И опять неимоверно быстрый полет в черную пропасть с желтым костром на недосягаемом дне и медленное выплывание вверх, словно из-под тяжелой толщи воды, которую приходится пробивать головою, чтоб там, на поверхности, захватить глоток воздуха, такого необходимого для замкнутой в теле, почти мертвой от удушья крови… Он выплывал на поверхность толчками, будто преодолевая ступеньку за ступенькой, вся тяжесть была в ногах, особенно в левой, которая все время, казалось, вытягивалась, достигала дна, но не могла оттолкнуться от него.

На рассвете Берестовский очнулся. Шершавые холодные руки ощупывали его раненую ногу. Он лежал на соломе, над ним наискось уходили вверх почерневшие стропила и серые коленчатые трубочки связанного в снопы камыша. Пасеков держал его за руки, на ногах сидела повязанная платком женщина и шептала испуганно:

— Ох, Порфирий Парфентьевич, он не закричит?

Берестовский не закричал, когда шершавая, как наждак, рука сжала ему ногу выше раны. Он увидел небритую щеку, острый конец длинного уса, один глаз и косматую бровь над ним. Боль пронизала его, будто ему рассекли мозг, а не ногу.

— Не помрет, так будет жить, — сказала небритая щека, и Берестовский снова провалился в бездну.

На двенадцатый день Пасеков положил около Берестовского «ТТ» и, сидя на печном борове, тянувшемся через чердак, сказал:

— Немцы прошли далеко вперед, тыловые команды еще не скоро забредут сюда… Вы успеете отлежаться. А не успеете…

Берестовский погладил слабой рукой холодную сталь пистолета: он все понял.

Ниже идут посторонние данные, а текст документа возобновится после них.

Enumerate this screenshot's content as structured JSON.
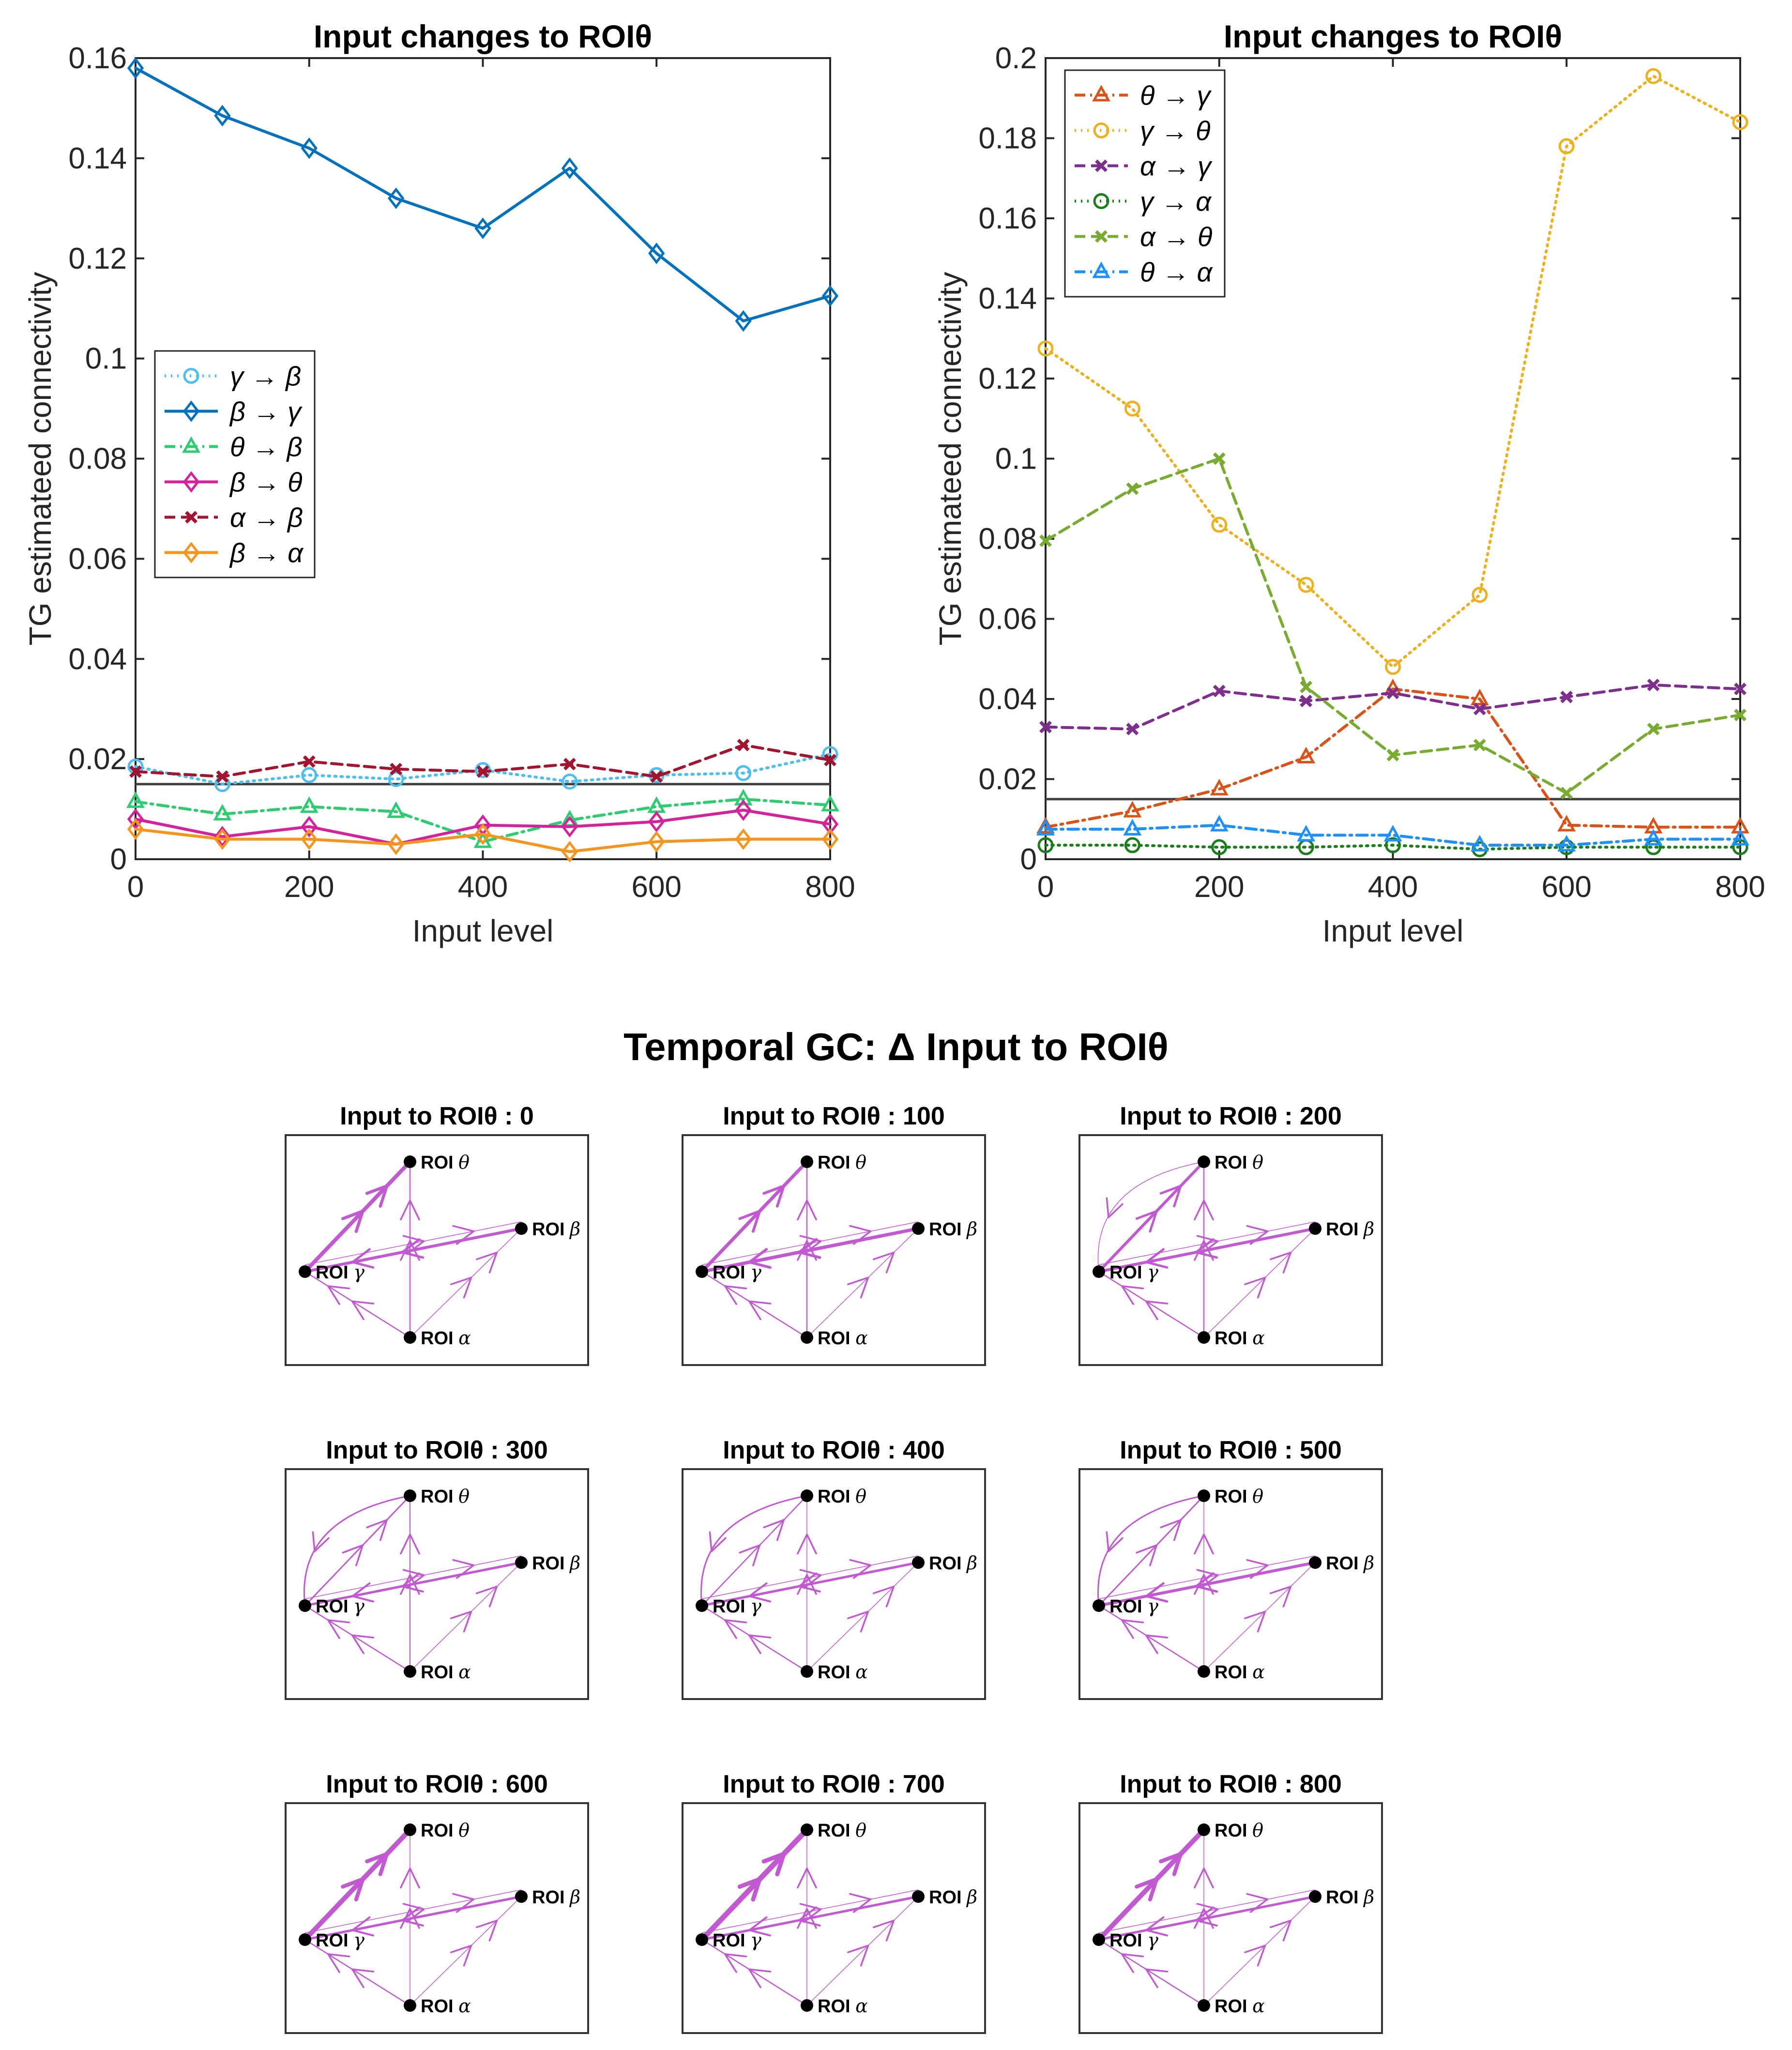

По ночам приходил Порфирий Парфентьевич, промывал ему рану трижды перегнанным первачом и обкладывал ее какими-то травами. Параска влезала на чердак редко, она всегда была наискось повязана своим платком, он так и не увидел толком ее лица, только низкий воркующий голос навсегда врезался ему в память, да еще та неслышная легкость, с какой она взбиралась на чердак и втаскивала за собой тонкую лесенку. Когда Берестовский просыпался ночью, Пасекова не было на чердаке. Иногда Берестовскому казалось, что он слышит сквозь потолок воркующий голос Параски, иногда днем в глазах Пасекова он видел глухую пустоту, но обо всем этом не было разговоров между ними. Его учили ходить на чердаке. Параска и Пасеков поддерживали его с двух сторон, он опирался на их плечи, и, низко склонив головы, они шагали взад и вперед, пока он не научился ходить без их помощи.

Порфирий Парфентьевич должен был прийти в полночь. Все было уже готово в дорогу. Параска раздобыла им ватники и шапки, а для Берестовского еще и штаны. Пасеков вырвал первый листок из партийного билета, свернул трубочкой и засунул в щель для резинки в своих трусах. Берестовский сделал то же со своим командирским удостоверением — он был беспартийный. Дерматиновую тетрадь нельзя было брать с собой, в ней были тревожные дни и бессонные ночи первых месяцев войны, все, что Берестовский перевидал, и все, что он передумал. Уничтожить тетрадь он не мог — это значило бы отказаться от себя… Отдать на сохранение Параске? Закопать?

Берестовский завернул тетрадь в портянку и засунул ее между стропилами в углу чердака. Он вернется, если не попадется в лапы к немцам по дороге на восток. Он отыщет ее, если уцелеет хата Параски.

С вечера не зажигали коптилку. Берестовский лежал на лавке, под головой у него был солдатский «сидор» с хлебом, луком, солью и парой портянок. Иногда он брался рукою за угол стола, отгораживавшего лавку от большой деревянной кровати, на которой еще засветло свернулась калачиком Параска. Окна были завешены. Пасеков ходил по хате, огонек папиросы проплывал в темноте, равномерно отдаляясь и приближаясь, — это было как качание маятника, и, хоть это качание выдавало волнение Пасекова, оно непонятным образом успокаивало и убаюкивало Берестовского.